Faced with high demand for their services coupled with scarce resources, many programs designed for children who require accommodations rely heavily on volunteer support.
How to efficiently and effectively train those volunteers is at the heart of research conducted by Brock Applied Disability Studies master’s student Sarah Davis.
Even before Davis’ thesis project evolved, her supervisor, Associate Professor of Applied Disability Studies Kendra Thomson, had discussed a potential cross-Faculty collaboration with Maureen Connolly, Professor of Kinesiology and founder of Supporting Neurodiversity through Adaptive Programming (SNAP).
“Our department really values collaborations and multi-disciplinary approaches to problems,” says Thomson. “I thought it would be very interesting to see what we could learn from each other.”
The resulting collaboration allowed Davis to connect with volunteers in the SNAP program to test the efficacy of the Behavioural Skills Training (BST) model within the context of the physical education program for children with special needs.
SNAP offers weekly activity programs for school-aged children and youth experiencing disability. The program relies on volunteers from among the Brock University student population.
Davis’ research included both a quantitative and qualitative aspect. With her quantitative research, she wanted to know whether the BST model, which has been empirically validated, could be improved.
Based on applied behaviour analysis (ABA), the BST model is comprised of four components: instructions, modelling, rehearsal and feedback. While the model has been proven to be effective as a package, Davis wanted to know if the individual steps could be effective on their own.
Davis knows first-hand the challenges faced by clinicians on the frontlines of the health system working and volunteering in a number of community organizations serving individuals with developmental disabilities.
“Resources are always very limited, especially in volunteer-based programs,” says Davis. “We wanted to see if we could save valuable time and resources by using just instructions or just modelling.”
Davis found that with only individual components of BST instead of the whole four-step package, individuals do acquire the skills being taught, but they don’t maintain those skills for long.

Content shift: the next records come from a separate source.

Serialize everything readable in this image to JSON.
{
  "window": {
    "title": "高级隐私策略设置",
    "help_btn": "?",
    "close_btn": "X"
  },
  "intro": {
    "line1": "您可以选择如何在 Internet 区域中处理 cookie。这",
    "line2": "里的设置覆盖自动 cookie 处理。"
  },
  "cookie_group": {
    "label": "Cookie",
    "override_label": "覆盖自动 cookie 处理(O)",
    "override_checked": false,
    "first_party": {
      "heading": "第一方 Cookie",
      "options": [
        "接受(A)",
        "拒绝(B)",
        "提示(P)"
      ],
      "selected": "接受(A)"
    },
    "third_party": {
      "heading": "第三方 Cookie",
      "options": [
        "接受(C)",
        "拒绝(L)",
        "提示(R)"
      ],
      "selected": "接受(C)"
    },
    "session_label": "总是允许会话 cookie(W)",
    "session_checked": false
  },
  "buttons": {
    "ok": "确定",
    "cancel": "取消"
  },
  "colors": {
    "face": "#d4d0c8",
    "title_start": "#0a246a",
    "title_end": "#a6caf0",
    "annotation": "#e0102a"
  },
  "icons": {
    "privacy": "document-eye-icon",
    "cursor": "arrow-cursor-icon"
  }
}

That’s an important consideration for clinicians when they’re put in the position of training volunteers and want to do that effectively and efficiently, she says.
“In a pinch, I know I can get away with just giving instructions, but I also know that I’ll have to go back and continue to provide instructions intermittently,” she says. “Or, I can just go with the full BST approach from the beginning because we saw that maintenance was not affected when they had the whole BST framework.”
The qualitative component of Davis’ thesis explored how learning BST might inform how the SNAP volunteers approached teaching new skills to individuals with developmental disabilities. Davis interviewed SNAP volunteers to find out about their training and about their experiences with the program.
“That was really rich information,” says Thomson.
The qualitative data provided a “solid rationale to provide training,” says Davis, and especially feedback.
That is particularly important for supervisors or managers to understand, says Thomson.
“They typically struggle with delivering feedback — tough feedback sometimes — but the volunteers were telling us that it was what they really wanted.”
The results of this research could apply across a range of fields.
“The framework is general,” says Thomson. “Evaluating it in different contexts gives us more confidence that the framework is causing the improved outcomes.”
Working across disciplines was challenging and rewarding for both Davis and Thomson.
“We ended up learning a lot from each other in terms of methodology,” Thomson says. “I’ve never been a qualitative researcher and Sarah got thrown right into learning how to conduct a qualitative study.”
She says thesis committee members Maureen Connolly and Priscilla Burnham Riosa were instrumental in that learning.
“One of the take-home messages for us was that fields that seem divergent and speak different languages, when you really break things down, share the same sort of core values or core approaches,” says Thomson.
“I think that was the most interesting part of the research. I got to look at this intersection point between quantitative and qualitative analysis, and that’s where the most novel information was coming out.
“We’re describing things completely differently but we’re talking about the same thing. Sometimes people just get lost in the labels.”